Consider the following array which holds all US stock tickers, ordered by length:
$tickers = array('AAPL', 'AA', 'BRK.A', 'BRK.B', 'BAE', 'BA'); // etc...
I want to check a string for all possible matches. Tickers are written with or without a “$” concatenated to the front:
$string = "Check out $AAPL and BRK.A, BA and BAE.B - all going up!";
All tickers are to be labeled like: {TICKER:XX}. The expected output would be:
Check out {TICKER:AAPL} and {TICKER:BRK.A} and BAE.B - all going up!
So tickers should be checked against the $tickers array and matched both if they are followed by a space or a comma. Until now, I have been using the following:
preg_replace('/\$([a-zA-Z.]+)/', ' {TICKER:$1} ', $string);
so I didn’t have to check against the $tickers array. It was assumed that all tickers started with “$”, but this only appears to be the convention in about 80% of the cases.
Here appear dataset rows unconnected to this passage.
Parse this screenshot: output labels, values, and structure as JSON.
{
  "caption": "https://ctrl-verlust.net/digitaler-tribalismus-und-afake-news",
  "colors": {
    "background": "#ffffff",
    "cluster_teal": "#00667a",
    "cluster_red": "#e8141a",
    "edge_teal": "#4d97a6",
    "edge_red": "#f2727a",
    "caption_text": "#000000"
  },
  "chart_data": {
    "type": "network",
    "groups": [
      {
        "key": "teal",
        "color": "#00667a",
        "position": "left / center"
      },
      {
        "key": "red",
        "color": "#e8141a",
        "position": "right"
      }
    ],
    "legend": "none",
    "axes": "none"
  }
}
Hence, the need for an updated filter.
My question being: is there a simple way to adjust the regex to comply with the new requirement or do I need to write a new function, as I was planning first:
function match_tickers($string) {
foreach ($tickers as $ticker) {
// preg_replace with $
// preg_replace without $
}
}
Or can this be done in one go?
Just make the leading dollar sign optional, using
?(zero or 1 matches). Then you can check for legal trailing characters using the same technique. A better way to go about it would be toexplodeyour input string and check/replace each substring against the ticker collection, then reconstruct the input string.